Tanda-tanda Lailatul Qadr

Mengenai tanda-tanda Lailatul Qadr, para ulama berbeda pendapat. Di antaranya, orang yang mendapati malam Lailatul Qadr melihat bahwa segala sesuatu yang ada di bumi dan di langit bersujud kepada Allah. Ada juga yang mengatakan, tandanya adalah alam terang benderang wa­laupun di tempat-tempat yang gelap. Ada lagi yang mengatakan, orang yang mendapatkan malam itu mendengar salam para malaikat dan tu­tur katanya.
Sedangkan keterangan yang di­sebutkan dalam hadits adalah, pagi harinya matahari terbit dalam ben­tuk yang sangat putih bersih bagai bulan purnama, tidak memancarkan sinar yang keras, melainkan lembut saja. Siang harinya tidak terasa pa­nas, padahal matahari sangat cerah, terang benderang. Udaranya sangat nyaman, tidak panas dan tidak pula dingin.

Tidak Mesti Mengetahuinya

Untuk mendapatkan keutamaan malam ini dan memperoleh pahala seribu bulan itu, tidak disyaratkan kita mengetahui bahwa malam itu adalah Lailatul Qadr, melainkan cu­kup adanya mushadafah (yakni ber­kebetulan atau bertepatan). Artinya, jika amal-amal ibadah yang kita la­kukan ternyata bertepatan dengan malam itu, berarti kita telah men­dapatkannya, meskipun kita tahu bahwa malam itu adalah Lailatul Qadr. Memang terkadang sebagian orang shalih "dibukakan" mengenai malam tersebut, tetapi itu tidak men­jadi syarat untuk memperoleh paha­la seribu bulan.
Untuk menghasilkan terbukanya malam yang diberkahi ini, AI-Ghazali dalam Ihya' Ulumiddin juz I halaman 242 mengatakan, "Dan Lailatul Qadr itu sebutan untuk suatu malam yang terbuka dengan nyata padanya se­suatu dari Alam Malakut, dan ia itu­lah yang dimaksud dalam firman Allah, 'Sesungguhya Aku turunkan dia pada malam kemuliaan'. Barang siapa meletakkan di antara hati dan dadanya kantung makanan (artinya memenuhi perutnya), ia terdinding darinya.
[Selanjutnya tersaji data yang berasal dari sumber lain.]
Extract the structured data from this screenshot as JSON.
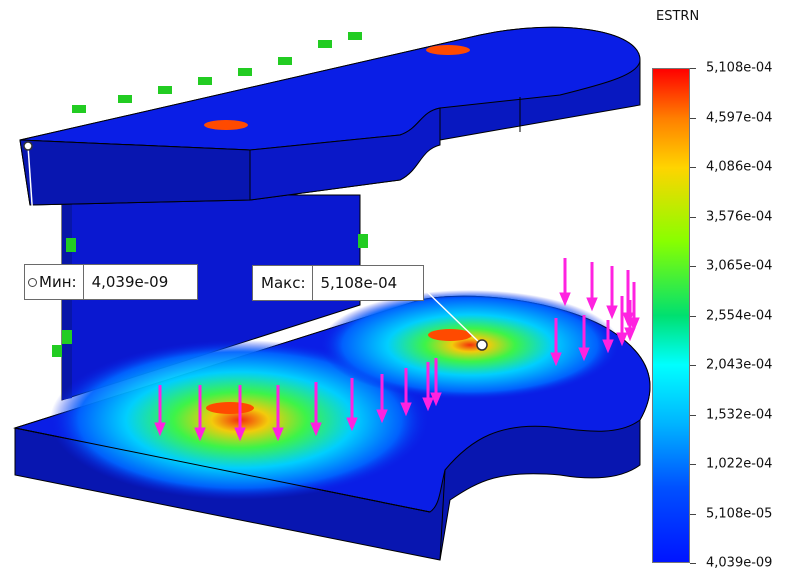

Dan orang yang mengosong­kan perut besarnya pun belum men­cukupi baginya untuk mengangkat hijab sebelum dikosongkannya gerak hatinya dari segala sesuatu selain Allah Azza wa Jalla."
Dalam rangka menyambut ke­hadiran Lailatul Qadr itu, yang Nabi SAW ajarkan kepada umatnya anta­ra lain adalah melakukan i'tikaf di masjid. Walaupun dapat dilakukan kapan saja dan dalam waktu berapa lama saja (bahkan ada yang menga­takan, walaupun hanya sesaat sela­ma dibarengi niat yang suci), beliau selalu melakukannya pada sepuluh hari terakhir bulan puasa. Di sana­lah beliau bertadarus dan merenung sambil berdoa.
Lailatul Qadr yang ditemui atau yang menemui Nabi SAW pertama kali adalah ketika beliau menyendiri di Gua Hira, merenung tentang diri beliau dan masyarakat. Ketika jiwa beliau telah mencapai kesuciannya, turunlah ar-Ruh (Malaikat Jibril) membawa ajaran dan bimbingan ke­pada beliau, sehingga tejadilah per­ubahan total dalam perjalanan hi­dup beliau, bahkan perjalanan hidup umat manusia. Jadi, kalau kita ingin mendapatkan perubahan yang lebih baik dalam kehidupan kita, marilah kita manfaatkan kehadiran malam mulia ini sebaik-baiknya.

Keutamaan Berdoa pada Lailatul Qadr

Sufyan ats-Tsauri berkata, "Ber­doa pada Lailatul Qadr lebih aku sukai daripada shalat." la berkata pula, "Apabila seseorang membaca Al-Quran, berdoa, serta meningkat­
kan doanya kepada Allah, mudah­ mudahan dia memperoleh waktu mustajab." Yang dimaksudkan oleh Sufyan dengan "berdoa lebih aku su­kai daripada shalat" adalah, shalat yang banyak mengandung doa di dalamnya lebih baik daripada shalat yang kurang doa di dalamnya. Dan jika seseorang melakukan shalat dan berdoa, itu dipandang lebih baik.
Rasulullah SAW bertahajjud di malam-malam bulan Ramadhan dan membaca Al-Quran dengan tertib. Beliau tidak melalui ayat rahmat, melainkan memohon kepada Allah.Tidak melalui ayat azab, melainkan mohon perlindungan kepada-Nya. Beliau mengumpulkan shalat, qira­-at, doa, dan tafakur. Inilah amalan­ amalan istimewa dalam puluhan yang akhir di bulan Ramadhan, di samping amalan-amalan yang lain.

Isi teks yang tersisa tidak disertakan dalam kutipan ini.